The US should also support a broad UN mandate for a truly internationally credible inspection team authorized and empowered to investigate all claims of chemical weapons use, by any side in the conflict. The White House cavalierly dismissed del Ponte’s report that her UN team found potential chemical use by the rebel side, not the Syrian regime. But any serious UN investigation must be based on a mandate to identify all violations by all sides. (Perpetrators of any violations of the chemical weapons convention must be held accountable, but the timing of achieving such justice may have to wait for an end to the fighting.)

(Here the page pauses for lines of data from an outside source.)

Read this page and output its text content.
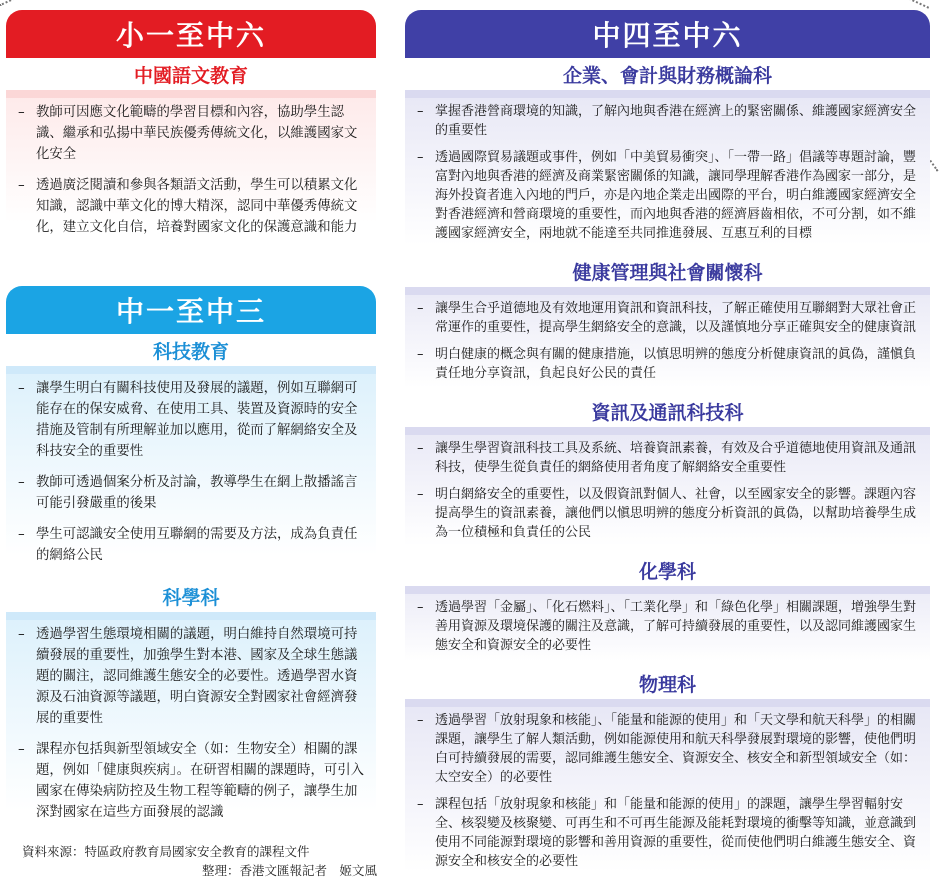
小一至中六
中國語文教育
– 教師可因應文化範疇的學習目標和內容，協助學生認識、繼承和弘揚中華民族優秀傳統文化，以維護國家文化安全
– 透過廣泛閱讀和參與各類語文活動，學生可以積累文化知識，認識中華文化的博大精深，認同中華優秀傳統文化，建立文化自信，培養對國家文化的保護意識和能力
中一至中三
科技教育
– 讓學生明白有關科技使用及發展的議題，例如互聯網可能存在的保安威脅、在使用工具、裝置及資源時的安全措施及管制有所理解並加以應用，從而了解網絡安全及科技安全的重要性
– 教師可透過個案分析及討論，教導學生在網上散播謠言可能引發嚴重的後果
– 學生可認識安全使用互聯網的需要及方法，成為負責任的網絡公民
科學科
– 透過學習生態環境相關的議題，明白維持自然環境可持續發展的重要性，加強學生對本港、國家及全球生態議題的關注，認同維護生態安全的必要性。透過學習水資源及石油資源等議題，明白資源安全對國家社會經濟發展的重要性
– 課程亦包括與新型領域安全（如：生物安全）相關的課題，例如「健康與疾病」。在研習相關的課題時，可引入國家在傳染病防控及生物工程等範疇的例子，讓學生加深對國家在這些方面發展的認識
資料來源：特區政府教育局國家安全教育的課程文件
整理：香港文匯報記者　姬文風
中四至中六
企業、會計與財務概論科
– 掌握香港營商環境的知識，了解內地與香港在經濟上的緊密關係、維護國家經濟安全的重要性
– 透過國際貿易議題或事件，例如「中美貿易衝突」、「一帶一路」倡議等專題討論，豐富對內地與香港的經濟及商業緊密關係的知識，讓同學理解香港作為國家一部分，是海外投資者進入內地的門戶，亦是內地企業走出國際的平台，明白維護國家經濟安全對香港經濟和營商環境的重要性，而內地與香港的經濟唇齒相依，不可分割，如不維護國家經濟安全，兩地就不能達至共同推進發展、互惠互利的目標
健康管理與社會關懷科
– 讓學生合乎道德地及有效地運用資訊和資訊科技，了解正確使用互聯網對大眾社會正常運作的重要性，提高學生網絡安全的意識，以及謹慎地分享正確與安全的健康資訊
– 明白健康的概念與有關的健康措施，以慎思明辨的態度分析健康資訊的眞偽，謹愼負責任地分享資訊，負起良好公民的責任
資訊及通訊科技科
– 讓學生學習資訊科技工具及系統、培養資訊素養，有效及合乎道德地使用資訊及通訊科技，使學生從負責任的網絡使用者角度了解網絡安全重要性
– 明白網絡安全的重要性，以及假資訊對個人、社會，以至國家安全的影響。課題內容提高學生的資訊素養，讓他們以愼思明辨的態度分析資訊的眞偽，以幫助培養學生成為一位積極和負責任的公民
化學科
– 透過學習「金屬」、「化石燃料」、「工業化學」和「綠色化學」相關課題，增強學生對善用資源及環境保護的關注及意識，了解可持續發展的重要性，以及認同維護國家生態安全和資源安全的必要性
物理科
– 透過學習「放射現象和核能」、「能量和能源的使用」和「天文學和航天科學」的相關課題，讓學生了解人類活動，例如能源使用和航天科學發展對環境的影響，使他們明白可持續發展的需要，認同維護生態安全、資源安全、核安全和新型領域安全（如：太空安全）的必要性
– 課程包括「放射現象和核能」和「能量和能源的使用」的課題，讓學生學習輻射安全、核裂變及核聚變、可再生和不可再生能源及能耗對環境的衝擊等知識，並意識到使用不同能源對環境的影響和善用資源的重要性，從而使他們明白維護生態安全、資源安全和核安全的必要性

With an arms embargo and chemical weapons investigation in place, the parties on the ground and their regional and international backers must begin serious negotiations to end the whole set of wars (national, regional, sectarian, global) now being waged in Syria, and to resolve the conflict on a political basis. Those negotiations will have to include the government of Syria, the armed rebels, and the still-struggling non-violent democratic opposition movement that first launched the Syrian spring more than two years ago. To bring the sides to the table, their strategic backers will have to be involved as well – Iran and Russia, and the US, France and Britain, Turkey, Saudi Arabia and Qatar, will all have to play a role to push their recalcitrant allies to negotiate. The United Nations will have to take the diplomatic lead. And problematic as it is in so many ways, the Arab League will probably need to be involved as well, though perhaps in the form of individual member states of the Arab League participating separately.
To have any hope of long-term viability, those negotiations must be grounded in the broader effort towards creation of a WMD-free zone throughout the Middle East. Once and for all the UN goal articulated back in 1991 must finally be implemented. When the Security Council passed resolution 687 that year to end the first Gulf War, Article 14 called for “establishing in the Middle East a zone free from weapons of mass destruction and all missiles for their delivery and the objective of a global ban on chemical weapons.” No exceptions. That means Israel's unacknowledged arsenal of 200-400 high-density nuclear bombs in its Dimona plant would have to be brought under international supervision and destroyed. It means neither Iran nor anyone else in the region would ever be able to create a nuclear weapon any time in the future. And it means all the existing chemical and biological stockpiles – the poor countries' WMDs – would be identified and destroyed. The US drafted and supported that resolution 22 years ago. It's time Washington moved to implement it.
Finally, there should be consideration in the UN – and especially among civil society organizations around the world – of the need to create an international 'conflict oil' regime similar to the work on conflict diamonds, conflict minerals, etc. While continuing to oppose the broad economic and oil sanctions imposed by the US and its allies that have so undermined diplomatic potential and harmed civilian populations in Iran, Iraq, and Syria, international civil society can shape campaigns with Syrian and regional civil society to challenge the use of oil resources as a fuel for conflict and war.